Listened to the clip. The distortion could be record wear, stylus wear, or misalignment, or all of the above. They all would sound roughly similar on that material, which isn't really the best for diagnosis. You probably already replaced your stylus/cartridge, which you should do as a matter of course. After careful alignment, try another record, if possible brand new, unplayed, solo piano. If everything is perfect, and you have a really good cartridge, it will sound clean for at least the first few plays. But keep in mind that record wear is a fact of life. On some sensitive material like solo piano, you'll only get pristine undistorted playback for the first dozen or so plays, then loud peaks will start to slightly distort. You say your record is brand new, but you obviously played it at least once to hear the distortion then played it again for your recorded clip. With a bad stylus, you'd hear distortion under those conditions, and it will have been made permanent on that disc if the stylus is bad enough.

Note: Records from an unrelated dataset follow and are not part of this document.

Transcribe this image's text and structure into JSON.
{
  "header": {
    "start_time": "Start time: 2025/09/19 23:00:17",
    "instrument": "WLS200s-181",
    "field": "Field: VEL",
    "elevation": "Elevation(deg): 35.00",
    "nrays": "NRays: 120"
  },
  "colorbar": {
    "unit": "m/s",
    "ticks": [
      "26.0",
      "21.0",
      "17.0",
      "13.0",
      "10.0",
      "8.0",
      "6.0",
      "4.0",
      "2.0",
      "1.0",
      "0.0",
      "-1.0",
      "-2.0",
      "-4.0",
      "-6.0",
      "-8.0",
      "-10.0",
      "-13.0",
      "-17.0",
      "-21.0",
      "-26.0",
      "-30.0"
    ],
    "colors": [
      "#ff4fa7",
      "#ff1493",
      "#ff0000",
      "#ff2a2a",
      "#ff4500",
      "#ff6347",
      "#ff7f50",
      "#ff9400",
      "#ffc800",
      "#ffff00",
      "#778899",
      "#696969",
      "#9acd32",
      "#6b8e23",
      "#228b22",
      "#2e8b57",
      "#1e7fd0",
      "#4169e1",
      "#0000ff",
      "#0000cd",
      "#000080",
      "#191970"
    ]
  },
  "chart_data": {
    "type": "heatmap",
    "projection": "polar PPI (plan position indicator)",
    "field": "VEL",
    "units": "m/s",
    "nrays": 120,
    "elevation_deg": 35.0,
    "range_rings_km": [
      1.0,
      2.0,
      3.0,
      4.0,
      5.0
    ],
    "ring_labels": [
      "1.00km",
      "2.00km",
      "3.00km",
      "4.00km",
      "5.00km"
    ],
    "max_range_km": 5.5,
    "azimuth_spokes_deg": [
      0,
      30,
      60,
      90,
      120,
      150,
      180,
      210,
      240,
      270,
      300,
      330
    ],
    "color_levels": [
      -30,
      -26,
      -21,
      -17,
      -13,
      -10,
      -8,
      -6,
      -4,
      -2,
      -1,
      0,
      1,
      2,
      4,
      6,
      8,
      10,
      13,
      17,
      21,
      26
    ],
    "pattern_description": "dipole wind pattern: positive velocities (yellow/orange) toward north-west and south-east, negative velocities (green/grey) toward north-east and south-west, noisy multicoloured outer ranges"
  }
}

I was in a record store recently and listened to the vinyl they were playing. It was so totally distorted that I would have thrown the record out and replaced the cartridge. The shop owner didn't recognize it was a problem. My comment was: this kind of sound is why we have CDs!

Welcome to vinyl. It's a constant up-hill battle to get good performance, and it's spun against you (sorry!). Those of us that started in vinyl and moved to CD got tired of that fight decades ago. Records can still sound sweet, but boy is it a task. Every part of the path can have a huge and clearly audible impact: record itself, turntable speed and rumble, cartridge, stylus condition, geometry, arm mass and resonance, cartridge loading, preamp with it's noise, headroom and RIAA curve tracking (did I miss any?). IMHO the two reasons to play vinyl are the fact that the material doesn't exist any other way, or that the digital version was horribly mangled during mastering. I'm not a vinyl-hater, I do play it. I just spent too many years trying to squeeze the last gram of performance out of it. And the rewards always were playback with the least non-musical artifact, but never no artifact. There was always surface noise, vertical groove distortion, tangency error mistracking, and the list goes on.

So I'd say, new cartridge and stylus, get the geometry right, ignore the distortion and enjoy the music.